FEDERAL RESERVE REGULATIONS IN BANKING Essay
The current regulatory policy of the US government in relation to American banks aims at the protection of banks’ interests above all and minimization of the risk of downfall of largest banks in the country. In such a situation, interests of average customers of banks seem to be of little importance for the government. Existing regulations focus on the prevention of bankruptcy of large American banks and enhancement of their competitive position rather than on the protection of customers.

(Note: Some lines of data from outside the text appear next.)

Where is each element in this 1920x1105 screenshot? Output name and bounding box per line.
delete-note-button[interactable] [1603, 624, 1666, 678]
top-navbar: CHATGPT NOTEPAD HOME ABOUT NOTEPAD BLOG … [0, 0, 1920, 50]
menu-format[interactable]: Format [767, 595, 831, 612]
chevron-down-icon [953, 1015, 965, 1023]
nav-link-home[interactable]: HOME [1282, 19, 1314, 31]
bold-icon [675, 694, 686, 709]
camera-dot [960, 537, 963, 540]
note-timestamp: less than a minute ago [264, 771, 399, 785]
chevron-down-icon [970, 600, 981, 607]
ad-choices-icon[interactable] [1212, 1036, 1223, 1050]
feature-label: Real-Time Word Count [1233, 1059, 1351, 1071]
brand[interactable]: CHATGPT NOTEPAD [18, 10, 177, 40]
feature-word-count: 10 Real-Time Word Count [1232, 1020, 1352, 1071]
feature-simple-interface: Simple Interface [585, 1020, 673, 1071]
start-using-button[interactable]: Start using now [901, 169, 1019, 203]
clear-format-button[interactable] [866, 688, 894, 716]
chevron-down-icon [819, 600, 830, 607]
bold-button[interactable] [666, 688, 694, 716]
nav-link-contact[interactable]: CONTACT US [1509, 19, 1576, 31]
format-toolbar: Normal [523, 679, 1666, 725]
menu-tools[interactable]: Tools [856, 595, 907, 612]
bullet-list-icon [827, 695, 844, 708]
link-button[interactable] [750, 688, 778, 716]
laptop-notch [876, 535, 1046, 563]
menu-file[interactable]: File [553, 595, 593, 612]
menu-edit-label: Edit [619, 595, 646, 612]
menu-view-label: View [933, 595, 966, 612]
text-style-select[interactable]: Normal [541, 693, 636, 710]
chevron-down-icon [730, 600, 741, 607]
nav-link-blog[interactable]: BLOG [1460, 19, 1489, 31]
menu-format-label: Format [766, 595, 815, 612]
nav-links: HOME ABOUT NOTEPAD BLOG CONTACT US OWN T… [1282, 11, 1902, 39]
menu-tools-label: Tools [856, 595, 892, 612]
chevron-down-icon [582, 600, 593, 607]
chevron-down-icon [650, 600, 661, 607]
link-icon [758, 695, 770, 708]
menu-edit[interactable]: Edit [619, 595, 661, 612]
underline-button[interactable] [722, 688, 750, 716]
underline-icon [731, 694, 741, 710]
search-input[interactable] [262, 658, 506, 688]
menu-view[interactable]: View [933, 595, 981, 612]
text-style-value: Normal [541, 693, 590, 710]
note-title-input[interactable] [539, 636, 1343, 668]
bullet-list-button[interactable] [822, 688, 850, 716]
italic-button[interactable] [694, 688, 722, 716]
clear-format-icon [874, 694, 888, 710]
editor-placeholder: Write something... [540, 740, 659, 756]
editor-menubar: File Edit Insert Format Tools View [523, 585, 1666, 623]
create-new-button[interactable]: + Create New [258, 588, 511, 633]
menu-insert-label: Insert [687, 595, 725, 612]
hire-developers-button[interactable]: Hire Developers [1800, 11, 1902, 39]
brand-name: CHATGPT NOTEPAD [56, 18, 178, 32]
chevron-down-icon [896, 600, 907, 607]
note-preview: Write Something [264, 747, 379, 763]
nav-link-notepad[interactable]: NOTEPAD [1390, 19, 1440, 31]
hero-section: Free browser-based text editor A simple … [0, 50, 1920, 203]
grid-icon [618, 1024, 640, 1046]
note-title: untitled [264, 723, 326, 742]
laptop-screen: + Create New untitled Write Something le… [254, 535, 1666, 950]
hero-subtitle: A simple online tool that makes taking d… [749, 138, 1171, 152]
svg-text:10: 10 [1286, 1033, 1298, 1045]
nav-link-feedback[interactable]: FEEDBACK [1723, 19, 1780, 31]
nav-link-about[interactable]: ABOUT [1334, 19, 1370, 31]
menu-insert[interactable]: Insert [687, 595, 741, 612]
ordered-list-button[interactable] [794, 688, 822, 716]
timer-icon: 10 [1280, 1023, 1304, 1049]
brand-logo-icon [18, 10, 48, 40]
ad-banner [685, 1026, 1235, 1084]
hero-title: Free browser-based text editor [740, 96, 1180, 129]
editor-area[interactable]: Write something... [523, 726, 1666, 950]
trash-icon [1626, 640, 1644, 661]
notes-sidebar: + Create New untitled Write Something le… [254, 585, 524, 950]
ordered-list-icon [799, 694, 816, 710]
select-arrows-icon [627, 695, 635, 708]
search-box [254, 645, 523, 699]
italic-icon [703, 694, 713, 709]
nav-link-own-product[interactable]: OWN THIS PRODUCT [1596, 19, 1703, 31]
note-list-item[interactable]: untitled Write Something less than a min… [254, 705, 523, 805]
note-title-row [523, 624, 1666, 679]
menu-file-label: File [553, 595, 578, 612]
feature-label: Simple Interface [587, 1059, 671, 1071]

In actuality, existing government regulations in the banking industry provide the support of largest banks. The support of largest banks aims at the maintenance of largest banks and prevention of their bankruptcy. These policies put banks in a secure position in terms of their financial policies. What is meant here is the fact that banks can always count on the government support in case of substantial financial troubles because existing regulations admit the possibility of such support. At the same time, the government does not fully control how banks use their funds and the government support. This means that banks can carry on their risky policies or increase earnings of their CEOs due to the government support, while average customers will be unable to secure their money or take a bank loan, for instance.
In fact, customers of banks remain secondary in terms of regulations established by the government in relation to the US banks. The government is afraid of bankruptcy of large banks because their bankruptcy can provoke consistent deterioration in the financial market of the US and in the US economy. However, through its regulation policies, the government supports large banks deriving from principles of the open market economy. The government support puts banks in a secured position providing them with competitive advantages over their foreign rivals.
Therefore, the US government attempts to protect American banks from the competition from the part of foreign banks that can enter the US market, if existing regulations were less restrictive. Such protection may be reasonable in terms of the growing competition in the global market but it is customers of American banks that suffer the most. They are not protected by existing legislation, whereas banks use their funds ineffectively. For instance, they may conduct risky operations, while their top managers can earn exorbitant profits, regardless of the actual financial position of their banks.
In actuality, the US government focuses on the protection of interests of banks and large companies, while average bank customers remain virtually unprotected. Therefore, the US government should enhance regulations in the bank industry to make banks more reliable and responsible in relation to all customers. Naturally, in such a situation, the government should change its policies in regard to regulations in the banking industry. Banks should become more responsible in relation to its customers because the regulations helping banks to maintain their financial performance and use their funds ineffectively have negative impact not only on the banking industry but on the US economy at large. To put it more precisely, as banks feel being secured by the government support, they use their financial resources ineffectively, while it is their customers and tax payers that will cover financial losses of banks through the government support of largest banks.
Thus, changes in the government regulations of the banking industry should enhance the public control over banks and protect customers of banks.